The report also highlighted some local authority schemes set up to help creative businesses deal with the impact of the pandemic. The examples cited include the West of England Combined Authority’s Creative Sector Growth Programme. Find details in our creative industries funding guide.

The impact of COVID-19 on freelancers’ mental health

The report includes a specific focus on the experiences during the pandemic of freelancers in the arts and culture sector in South Yorkshire. The findings are likely to ring true for thousands of other self-employed people in other parts of the UK.

More than three quarters of freelancers said their mental wellbeing was worse since the start of lockdown. Male respondents, under-30s, and those with a diagnosed mental health condition experienced even greater levels of distress.

The main causes of stress and worry were personal finances, unemployment and the ability to cover overheads. Anxiety over these issues was much higher amongst freelancers than the general population.

South Yorkshire freelancers also reported lower levels of wellbeing and happiness and higher levels of anxiety than the general public. With their mental health impacted, the report said the pandemic led “to a sense of lost identity, skills and motivation”.

Event crew, lighting and sound engineers reported greater worsening of mental health than respondents in other roles, with 53.8% saying that their mental health was “much worse” compared to 25.5% on average.

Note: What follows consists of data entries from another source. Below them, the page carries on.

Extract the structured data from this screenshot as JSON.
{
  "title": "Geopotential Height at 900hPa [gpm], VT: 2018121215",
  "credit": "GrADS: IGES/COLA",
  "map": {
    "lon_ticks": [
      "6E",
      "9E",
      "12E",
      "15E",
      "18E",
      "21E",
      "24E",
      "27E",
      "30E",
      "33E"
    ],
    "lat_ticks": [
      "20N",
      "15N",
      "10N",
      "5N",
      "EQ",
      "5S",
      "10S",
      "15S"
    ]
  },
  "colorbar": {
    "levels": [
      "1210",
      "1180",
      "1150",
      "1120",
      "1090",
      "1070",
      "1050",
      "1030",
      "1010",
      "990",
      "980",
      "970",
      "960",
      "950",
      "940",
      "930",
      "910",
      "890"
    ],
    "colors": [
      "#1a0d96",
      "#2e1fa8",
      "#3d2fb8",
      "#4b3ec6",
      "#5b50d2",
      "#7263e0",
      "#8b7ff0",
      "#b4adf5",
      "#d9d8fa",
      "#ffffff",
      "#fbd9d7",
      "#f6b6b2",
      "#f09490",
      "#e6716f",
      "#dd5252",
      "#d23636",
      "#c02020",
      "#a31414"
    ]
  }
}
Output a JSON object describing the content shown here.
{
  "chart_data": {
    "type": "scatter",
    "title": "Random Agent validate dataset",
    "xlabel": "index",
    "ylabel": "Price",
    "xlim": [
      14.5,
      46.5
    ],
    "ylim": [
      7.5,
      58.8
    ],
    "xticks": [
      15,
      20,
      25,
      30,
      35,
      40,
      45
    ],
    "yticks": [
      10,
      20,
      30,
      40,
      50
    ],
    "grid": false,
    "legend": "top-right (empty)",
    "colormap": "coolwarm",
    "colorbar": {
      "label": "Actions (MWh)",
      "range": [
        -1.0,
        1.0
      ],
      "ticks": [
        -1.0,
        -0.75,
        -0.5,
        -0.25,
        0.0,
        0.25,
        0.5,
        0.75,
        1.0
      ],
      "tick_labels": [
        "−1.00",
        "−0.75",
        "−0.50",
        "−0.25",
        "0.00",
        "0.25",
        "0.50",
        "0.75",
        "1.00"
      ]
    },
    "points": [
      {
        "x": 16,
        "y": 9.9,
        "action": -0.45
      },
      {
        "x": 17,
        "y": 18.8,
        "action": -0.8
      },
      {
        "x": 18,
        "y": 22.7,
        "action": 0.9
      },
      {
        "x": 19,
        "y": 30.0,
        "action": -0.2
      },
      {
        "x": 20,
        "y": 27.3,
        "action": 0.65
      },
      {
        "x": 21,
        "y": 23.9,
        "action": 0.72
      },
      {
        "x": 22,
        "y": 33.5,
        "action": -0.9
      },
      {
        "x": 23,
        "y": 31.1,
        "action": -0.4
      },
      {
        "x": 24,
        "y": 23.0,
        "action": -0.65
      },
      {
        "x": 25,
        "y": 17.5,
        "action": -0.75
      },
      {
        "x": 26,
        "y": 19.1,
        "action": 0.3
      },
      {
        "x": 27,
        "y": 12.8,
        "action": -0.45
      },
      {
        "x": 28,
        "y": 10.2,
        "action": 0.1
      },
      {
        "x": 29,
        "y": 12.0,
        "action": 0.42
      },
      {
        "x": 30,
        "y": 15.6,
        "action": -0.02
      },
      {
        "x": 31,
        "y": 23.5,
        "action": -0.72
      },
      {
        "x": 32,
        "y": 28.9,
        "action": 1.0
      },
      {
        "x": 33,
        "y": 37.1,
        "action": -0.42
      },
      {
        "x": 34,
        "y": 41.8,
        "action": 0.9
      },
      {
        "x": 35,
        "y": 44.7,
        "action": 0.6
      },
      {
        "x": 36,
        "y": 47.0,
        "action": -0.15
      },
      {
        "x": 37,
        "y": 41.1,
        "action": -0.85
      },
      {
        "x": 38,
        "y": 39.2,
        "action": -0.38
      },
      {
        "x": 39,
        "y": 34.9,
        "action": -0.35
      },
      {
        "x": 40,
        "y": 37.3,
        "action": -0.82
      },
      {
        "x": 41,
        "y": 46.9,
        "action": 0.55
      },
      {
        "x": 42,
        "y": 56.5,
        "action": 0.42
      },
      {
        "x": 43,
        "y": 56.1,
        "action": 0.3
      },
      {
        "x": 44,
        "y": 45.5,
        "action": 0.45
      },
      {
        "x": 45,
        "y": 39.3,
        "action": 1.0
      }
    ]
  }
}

Professor Vanessa Toulmin, director of city and culture and chair in early film and popular Entertainment at the University of Sheffield, said:

“The COVID-19 pandemic has had a devastating impact on the UK’s arts, culture and heritage sector. This landmark report reveals how social distancing and lockdowns over the past 18 months have had a catastrophic effect on the finances of people who work in the sector, as well as businesses and venues.

“People have lost their jobs, businesses and venues have closed and this economic impact has severely affected the mental health and wellbeing of people who work in the sector across the UK. People in the sector have been losing sleep and have had much higher levels of anxiety due to how the pandemic has affected their personal finances and uncertainty about the future.”